Since twins are the perfect placebo group, twin studies are responsible for some of medicine’s greatest findings and most elegant experiments — especially identical twins raised apart, whose lives can tease apart the relationship between nature and nurture. 

A growing category for Twins Talent, Debbie explains, involves companies that want to test or demonstrate technology using identical twins.

  • They have found twins for companies using fingerprints for applications like Touch ID. 
  • They have found identical twins for a trade show where a company working on facial recognition wanted to showcase how their tech could differentiate between twins.

Despite being called “identical twins,” no twins have exactly the same fingerprint — their small physical differences make them the perfect stress test of biometric software.

***

The Ganz sisters are always growing their twins, triplets, and quads database. But they haven’t needed ads since the restaurant opened.

Instead, multiples find them on their Instagram page, @TwinsTalent, often after seeing them in the news, or even by calling what was once the phone number for Twins Restaurant. (People still try to make reservations, too.) 

When asked if Twins Talent has any competitors nipping at its heels, Debbie replies, “No, zero.” As far as I can tell, her answer is not bombast, just the truth. Their twins business is one of a kind.

Out of Their Niche

Nowadays, working with twins and multiples comprises just a fraction of the Ganz sisters’ business.

“We love twins. We are twins. That’s our community,” says Debbie. “But… it’s a niche under our larger umbrella.”

Entertainment folks knew the sisters were experts at finding people, so they turned to them for all kinds of specific, non-twin casting requests. The sisters became general casting directors, then started developing original programming.

The Ganz sisters at an interview for the NBC reality show “The Restaurant” in 2003 in New York City (Lawrence Lucier/Getty Images)

Today, they have a division of labor: Debbie runs Twins Talent Management, representing twins and multiples, while Lisa — through her own Twins Talent Productions and as an executive at Lusid Media — does original programming like…

  • Casting participants on “Hell’s Kitchen,” HGTV’s “House in a Hurry,” and other reality shows 
  • Developing a true-crime, multipart documentary called Perfect World that is streaming on Peacock
  • Casting hundreds of female cancer survivors for a show on SurvivorNetTV
  • Selling show concepts to networks and streamers, such as “Fat Chef” to The Food Network

The twins’ move from a niche of representing twins to mainstream casting and development may seem unusual. But it’s a phenomenon that plays out across industries:

  • Whole Foods began as a small, natural-foods store for vegetarians with a devoted base of crunchy-granola customers. Today, it is an upscale grocery-store chain owned by Amazon.
  • Beats by Dre built a multibillion-dollar headphone company in part by prioritizing heavy bass for people listening to rap and hip-hop. But as they grew into the company acquired by Apple, they also made noise-canceling headphones for frequent fliers and office workers.
  • Taika Waititi’s early recognition from directing and acting in quirky comedies — such as What We Do in the Shadows and Hunt for the Wilderpeople — led to his gigs writing and directing Marvel and Star Wars movies. 

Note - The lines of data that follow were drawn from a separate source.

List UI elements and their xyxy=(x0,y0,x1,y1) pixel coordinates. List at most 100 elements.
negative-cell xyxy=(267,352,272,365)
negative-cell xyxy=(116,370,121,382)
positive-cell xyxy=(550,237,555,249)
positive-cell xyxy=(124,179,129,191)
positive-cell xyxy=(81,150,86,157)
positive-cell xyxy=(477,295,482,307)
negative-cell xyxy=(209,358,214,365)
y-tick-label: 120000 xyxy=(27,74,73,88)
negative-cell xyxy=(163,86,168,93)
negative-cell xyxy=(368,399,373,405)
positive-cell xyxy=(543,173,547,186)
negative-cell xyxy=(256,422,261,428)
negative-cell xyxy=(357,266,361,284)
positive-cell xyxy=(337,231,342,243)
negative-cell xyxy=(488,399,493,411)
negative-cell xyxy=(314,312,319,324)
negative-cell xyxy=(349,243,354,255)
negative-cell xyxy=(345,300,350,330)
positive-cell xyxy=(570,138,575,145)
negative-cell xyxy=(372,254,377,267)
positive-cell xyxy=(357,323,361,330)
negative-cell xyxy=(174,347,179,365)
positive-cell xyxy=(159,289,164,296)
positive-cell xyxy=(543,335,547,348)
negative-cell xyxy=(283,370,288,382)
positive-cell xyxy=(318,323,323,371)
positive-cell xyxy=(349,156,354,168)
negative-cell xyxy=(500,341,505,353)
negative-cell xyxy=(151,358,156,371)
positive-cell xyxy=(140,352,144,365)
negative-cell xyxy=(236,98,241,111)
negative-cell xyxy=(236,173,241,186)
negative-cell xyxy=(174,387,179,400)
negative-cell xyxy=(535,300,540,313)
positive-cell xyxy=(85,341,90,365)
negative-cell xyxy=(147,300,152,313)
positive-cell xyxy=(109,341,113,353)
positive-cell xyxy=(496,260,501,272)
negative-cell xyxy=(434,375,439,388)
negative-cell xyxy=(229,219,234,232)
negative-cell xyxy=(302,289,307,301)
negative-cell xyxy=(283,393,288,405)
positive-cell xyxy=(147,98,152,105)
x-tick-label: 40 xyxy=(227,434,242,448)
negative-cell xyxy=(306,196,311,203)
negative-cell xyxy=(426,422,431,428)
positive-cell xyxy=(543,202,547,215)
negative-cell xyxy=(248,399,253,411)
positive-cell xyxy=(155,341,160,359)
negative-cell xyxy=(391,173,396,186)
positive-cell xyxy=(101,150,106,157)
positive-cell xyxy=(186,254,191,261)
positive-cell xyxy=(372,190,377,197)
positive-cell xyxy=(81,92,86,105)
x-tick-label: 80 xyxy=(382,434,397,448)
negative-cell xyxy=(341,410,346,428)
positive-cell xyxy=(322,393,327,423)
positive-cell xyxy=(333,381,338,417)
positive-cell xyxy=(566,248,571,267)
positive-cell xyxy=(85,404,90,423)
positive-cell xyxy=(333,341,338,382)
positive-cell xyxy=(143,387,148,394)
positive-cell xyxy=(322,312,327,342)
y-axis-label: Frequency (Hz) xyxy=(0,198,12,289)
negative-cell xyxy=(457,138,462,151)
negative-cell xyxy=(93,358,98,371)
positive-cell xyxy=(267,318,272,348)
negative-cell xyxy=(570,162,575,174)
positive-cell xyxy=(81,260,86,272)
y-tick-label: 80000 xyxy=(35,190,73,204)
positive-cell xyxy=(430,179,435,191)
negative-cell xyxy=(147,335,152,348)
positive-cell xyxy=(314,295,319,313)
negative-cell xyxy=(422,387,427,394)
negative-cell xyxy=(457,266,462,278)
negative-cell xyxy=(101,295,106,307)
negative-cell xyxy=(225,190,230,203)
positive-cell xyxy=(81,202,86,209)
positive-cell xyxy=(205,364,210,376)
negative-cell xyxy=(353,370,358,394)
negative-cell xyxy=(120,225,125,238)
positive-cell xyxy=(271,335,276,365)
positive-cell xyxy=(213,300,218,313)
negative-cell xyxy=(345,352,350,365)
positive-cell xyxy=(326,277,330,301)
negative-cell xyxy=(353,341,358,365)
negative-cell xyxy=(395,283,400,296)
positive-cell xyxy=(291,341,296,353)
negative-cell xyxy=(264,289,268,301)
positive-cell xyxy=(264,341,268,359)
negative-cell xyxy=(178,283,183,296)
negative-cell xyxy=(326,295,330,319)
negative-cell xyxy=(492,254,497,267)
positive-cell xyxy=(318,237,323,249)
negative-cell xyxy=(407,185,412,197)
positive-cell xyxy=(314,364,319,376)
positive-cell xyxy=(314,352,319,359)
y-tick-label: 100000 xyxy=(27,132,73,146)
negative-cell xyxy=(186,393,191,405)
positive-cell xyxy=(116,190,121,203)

The Ganz sisters (Kathleen Voege/Getty Images; photo illustration by The Hustle)

But the Ganz sisters will never leave behind the world of twins. 

They inevitably come up with twins-related projects to work on together. They constantly connect and help out other twins. And they’re eternally grateful for the opportunities Twins Restaurant opened up for them.

“I think most people spend their whole life trying to do something good or special,” says Debbie. “Lisa and I feel very blessed that when we were in our twenties, we created something no one in the world had ever created — that it exploded into so many interesting platforms.”